Na razie wiadomo, że w sobotę nie zagrają Krzysztof Sulima oraz Adrian Mroczek-Truskowski, natomiast występ Pawła Kikowskiego stoi pod znakiem zapytania.

Taka sytuacja to z pewnością woda na młyn dla ekipy przyjezdnych. PBS Bank Efir Energy MOSiR Krosno zajmujący wysoką, czwartą pozycję w tabeli, będzie próbował sprawić niespodziankę i wyrwać wygraną na trudnym terenie. Takie zwycięstwo na pewno bardzo podbudowałoby ich przed fazą play-off.

Początek ostatniego w tym roku meczu rundy zasadniczej we Wrocławiu, w sobotę o godzinie 18:00 w hali "Kosynierka". Bilety w cenach 10-18 zł będzie można nabywać już od godziny 16:00 w kasach obiektu przy ul. Mieszczańskiej 11.

Po spotkaniu Śląska z MOSiR-em koszykarze wrocławskiej ekipy rozdadzą oraz podpiszą kolekcjonerskie karty ze swoimi zdjęciami.

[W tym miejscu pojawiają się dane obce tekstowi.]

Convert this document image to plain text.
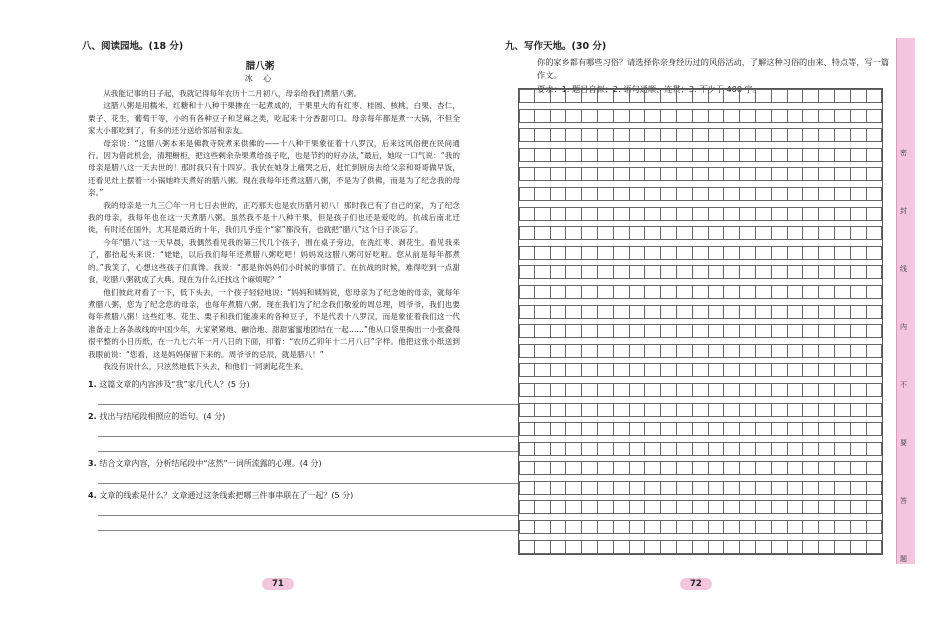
八、阅读园地。(18 分)
腊八粥
冰 心

从我能记事的日子起，我就记得每年农历十二月初八，母亲给我们煮腊八粥。

这腊八粥是用糯米，红糖和十八种干果掺在一起煮成的，干果里大的有红枣、桂圆、核桃，白果、杏仁，栗子、花生，葡萄干等，小的有各种豆子和芝麻之类，吃起来十分香甜可口。母亲每年都是煮一大锅，不但全家大小都吃到了，有多的还分送给邻居和亲友。

母亲说：“这腊八粥本来是佛教寺院煮来供佛的——十八种干果象征着十八罗汉，后来这风俗便在民间通行。因为借此机会，清理橱柜，把这些剩余杂果煮给孩子吃，也是节约的好办法，”最后，她叹一口气说：“我的母亲是腊八这一天去世的！那时我只有十四岁。我伏在她身上痛哭之后，赶忙到厨房去给父亲和哥哥做早饭，还看见灶上摆着一小锅她昨天煮好的腊八粥。现在我每年还煮这腊八粥，不是为了供佛，而是为了纪念我的母亲。”

我的母亲是一九三〇年一月七日去世的，正巧那天也是农历腊月初八！那时我已有了自己的家，为了纪念我的母亲，我每年也在这一天煮腊八粥。虽然我不是十八种干果，但是孩子们也还是爱吃的。抗战后南北迁徙，有时还在国外，尤其是最近的十年，我们几乎连个“家”都没有，也就把“腊八”这个日子淡忘了。

今年“腊八”这一天早晨，我偶然看见我的第三代几个孩子，围在桌子旁边，在洗红枣、剥花生。看见我来了，都抬起头来说：“姥姥，以后我们每年还煮腊八粥吃吧！妈妈说这腊八粥可好吃啦。您从前是每年都煮的。”我笑了，心想这些孩子们真馋。我说：“那是你妈妈们小时候的事情了。在抗战的时候，难得吃到一点甜食，吃腊八粥就成了大典。现在为什么还找这个麻烦呢？”

他们彼此对看了一下，低下头去，一个孩子轻轻地说：“妈妈和姨妈说，您母亲为了纪念她的母亲，就每年煮腊八粥，您为了纪念您的母亲，也每年煮腊八粥。现在我们为了纪念我们敬爱的周总理，周爷爷，我们也要每年煮腊八粥！这些红枣、花生、栗子和我们能凑来的各种豆子，不是代表十八罗汉，而是象征着我们这一代准备走上各条战线的中国少年，大家紧紧地、融洽地、甜甜蜜蜜地团结在一起……”他从口袋里掏出一小张叠得很平整的小日历纸，在一九七六年一月八日的下面，印着：“农历乙卯年十二月八日”字样。他把这张小纸送到我眼前说：“您看，这是妈妈保留下来的。周爷爷的忌辰，就是腊八！”

我没有说什么，只泫然地低下头去，和他们一同剥起花生来。

1. 这篇文章的内容涉及“我”家几代人？(5 分)
2. 找出与结尾段相照应的语句。(4 分)
3. 结合文章内容，分析结尾段中“泫然”一词所流露的心理。(4 分)
4. 文章的线索是什么？文章通过这条线索把哪三件事串联在了一起？(5 分)
71
九、写作天地。(30 分)

你的家乡都有哪些习俗？请选择你亲身经历过的风俗活动，了解这种习俗的由来、特点等，写一篇作文。

要求：1. 题目自拟；2. 语句通顺、连贯；3. 不少于 400 字。
72
密
封
线
内
不
要
答
题
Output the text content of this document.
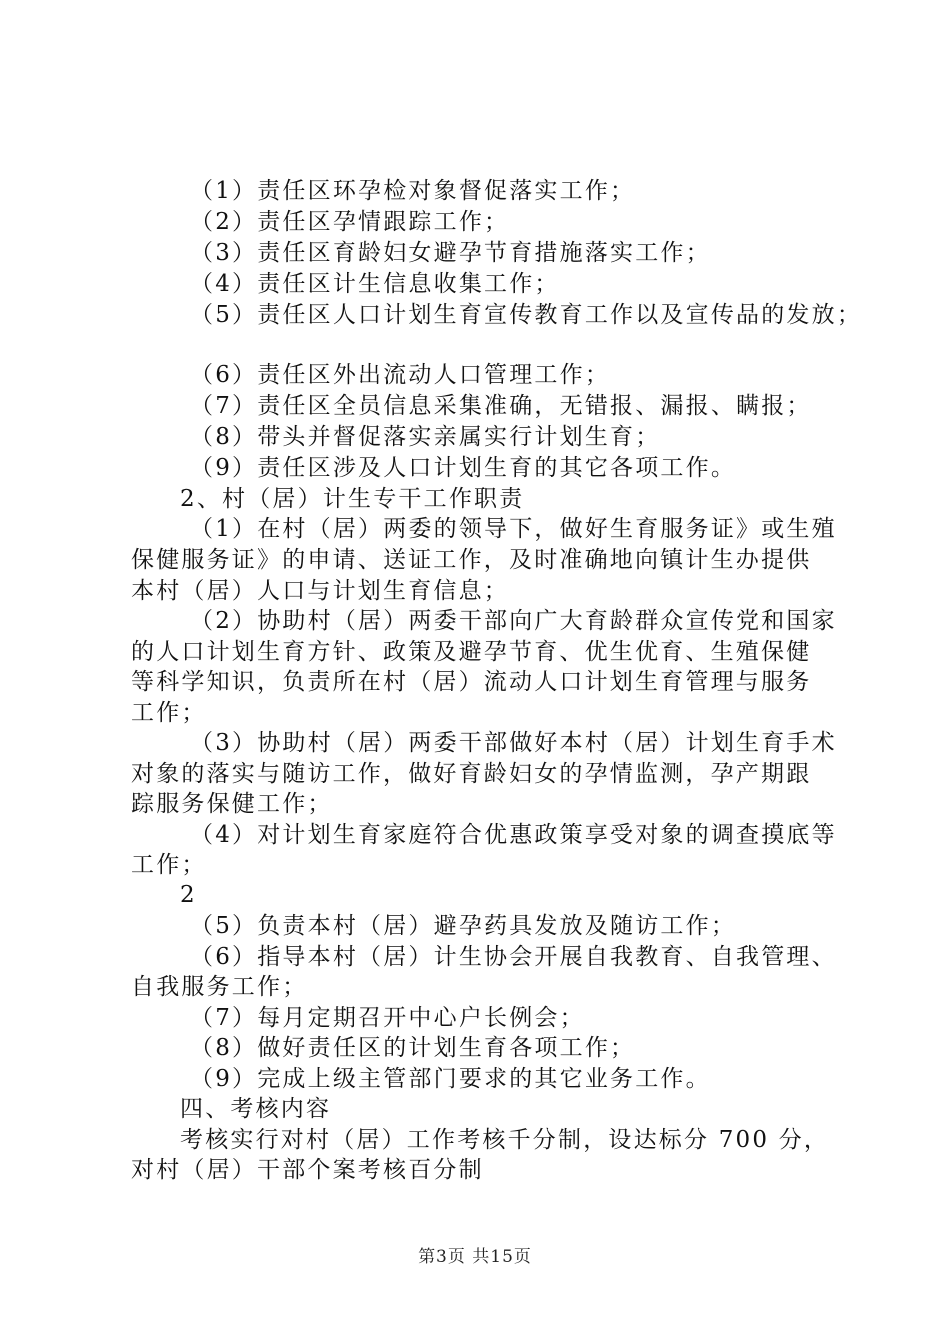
（1）责任区环孕检对象督促落实工作；
（2）责任区孕情跟踪工作；
（3）责任区育龄妇女避孕节育措施落实工作；
（4）责任区计生信息收集工作；
（5）责任区人口计划生育宣传教育工作以及宣传品的发放；
（6）责任区外出流动人口管理工作；
（7）责任区全员信息采集准确，无错报、漏报、瞒报；
（8）带头并督促落实亲属实行计划生育；
（9）责任区涉及人口计划生育的其它各项工作。
2、村（居）计生专干工作职责
（1）在村（居）两委的领导下，做好生育服务证》或生殖
保健服务证》的申请、送证工作，及时准确地向镇计生办提供
本村（居）人口与计划生育信息；
（2）协助村（居）两委干部向广大育龄群众宣传党和国家
的人口计划生育方针、政策及避孕节育、优生优育、生殖保健
等科学知识，负责所在村（居）流动人口计划生育管理与服务
工作；
（3）协助村（居）两委干部做好本村（居）计划生育手术
对象的落实与随访工作，做好育龄妇女的孕情监测，孕产期跟
踪服务保健工作；
（4）对计划生育家庭符合优惠政策享受对象的调查摸底等
工作；
2
（5）负责本村（居）避孕药具发放及随访工作；
（6）指导本村（居）计生协会开展自我教育、自我管理、
自我服务工作；
（7）每月定期召开中心户长例会；
（8）做好责任区的计划生育各项工作；
（9）完成上级主管部门要求的其它业务工作。
四、考核内容
考核实行对村（居）工作考核千分制，设达标分 700 分，
对村（居）干部个案考核百分制
第3页 共15页
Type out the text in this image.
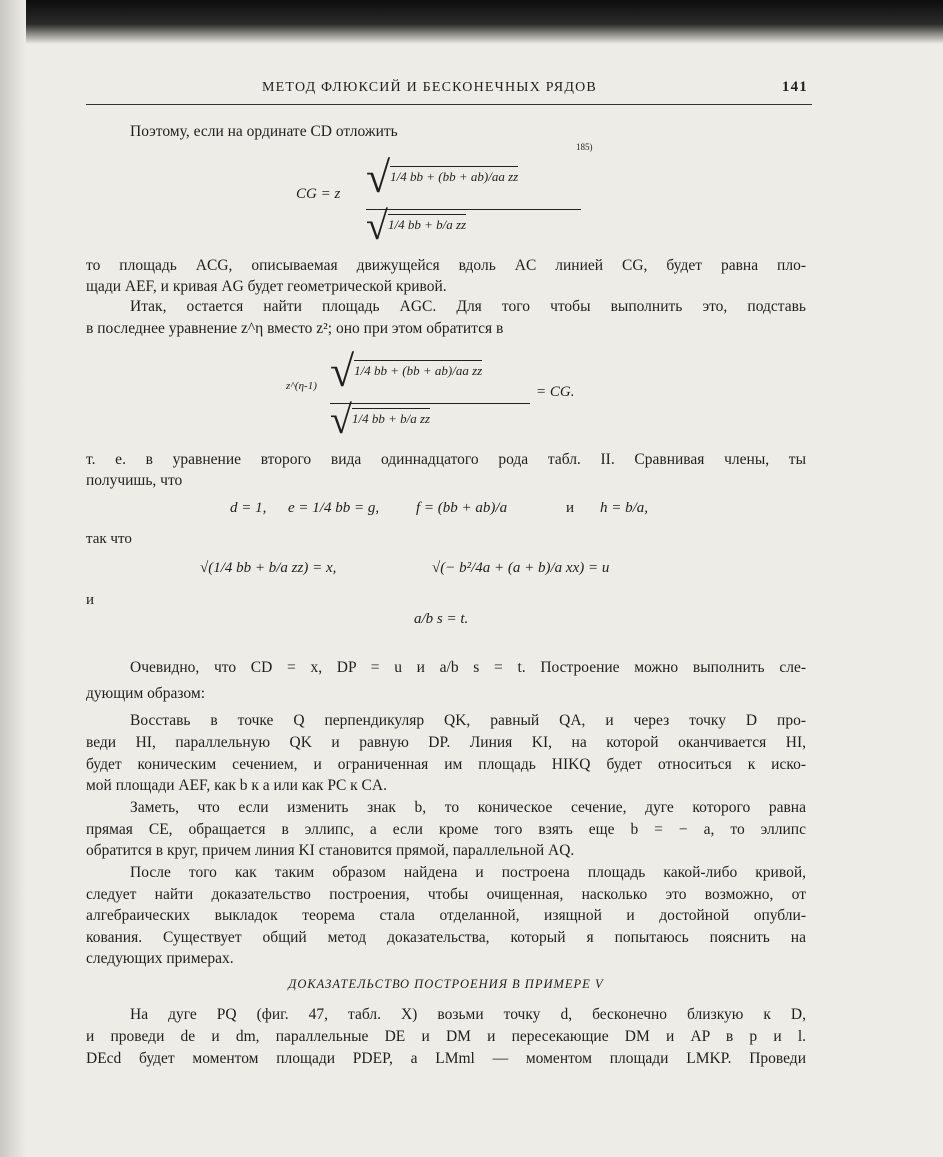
МЕТОД ФЛЮКСИЙ И БЕСКОНЕЧНЫХ РЯДОВ	141
Поэтому, если на ординате CD отложить
185)
CG = z √1/4 bb + (bb + ab)/aa zz
√1/4 bb + b/a zz
то площадь ACG, описываемая движущейся вдоль AC линией CG, будет равна пло-
щади AEF, и кривая AG будет геометрической кривой.
Итак, остается найти площадь AGC. Для того чтобы выполнить это, подставь
в последнее уравнение z^η вместо z²; оно при этом обратится в
z^(η-1) √1/4 bb + (bb + ab)/aa zz
√1/4 bb + b/a zz
= CG.
т. е. в уравнение второго вида одиннадцатого рода табл. II. Сравнивая члены, ты
получишь, что
d = 1, e = 1/4 bb = g, f = (bb + ab)/a	и h = b/a,
так что
√(1/4 bb + b/a zz) = x,	√(− b²/4a + (a + b)/a xx) = u
и
a/b s = t.
Очевидно, что CD = x, DP = u и a/b s = t. Построение можно выполнить сле-
дующим образом:
Восставь в точке Q перпендикуляр QK, равный QA, и через точку D про-
веди HI, параллельную QK и равную DP. Линия KI, на которой оканчивается HI,
будет коническим сечением, и ограниченная им площадь HIKQ будет относиться к иско-
мой площади AEF, как b к a или как PC к CA.
Заметь, что если изменить знак b, то коническое сечение, дуге которого равна
прямая CE, обращается в эллипс, а если кроме того взять еще b = − a, то эллипс
обратится в круг, причем линия KI становится прямой, параллельной AQ.
После того как таким образом найдена и построена площадь какой-либо кривой,
следует найти доказательство построения, чтобы очищенная, насколько это возможно, от
алгебраических выкладок теорема стала отделанной, изящной и достойной опубли-
кования. Существует общий метод доказательства, который я попытаюсь пояснить на
следующих примерах.
ДОКАЗАТЕЛЬСТВО ПОСТРОЕНИЯ В ПРИМЕРЕ V
На дуге PQ (фиг. 47, табл. X) возьми точку d, бесконечно близкую к D,
и проведи de и dm, параллельные DE и DM и пересекающие DM и AP в p и l.
DEcd будет моментом площади PDEP, а LMml — моментом площади LMKP. Проведи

Zachęcamy również do obejrzenia wypowiedzi trenera Tomasza Jankowskiego oraz Marcina Fliegera:

Komentarze (13)
avatar
adorato
24.03.2013
Zgłoś do moderacji
0
0
Odpowiedz
Nietety nie wiem, osoba która studiuje we WR pisała tylko na forum, że sędziowie wielokrotnie sędziowali stronniczo pod gospodarzy, podejżewałem .. bo po 2 kwartach Sali, Pisarczyk, Łączka i Pa Czytaj całość
barakuda
23.03.2013
Zgłoś do moderacji
0
0
Odpowiedz
Szczegółów nie znam ale jeśli tak było to tym bardziej szkoda. Wiesz może co to za historia z dachami już po czasie gry? 
avatar
adorato
23.03.2013
Zgłoś do moderacji
0
0
Odpowiedz
barakuda tak sie przegrywa mecz! gdy się ma 6 pkt przewagi i w koncówce nie rzuca się osobistych nawet 1! patrz Adamczewski! to przegrywa się mecz, brawo Radovic dobra rotacja! 
barakuda
23.03.2013
Zgłoś do moderacji
0
0
Odpowiedz
.Brawa dla Krosna bo naprawdę niewiele brakowało. Mówiłem że może być jeszcze ciekawie.. 
avatar
Charls
23.03.2013
Zgłoś do moderacji
0
0
Odpowiedz
po 1 połówce dajemy radę remis po 42 :)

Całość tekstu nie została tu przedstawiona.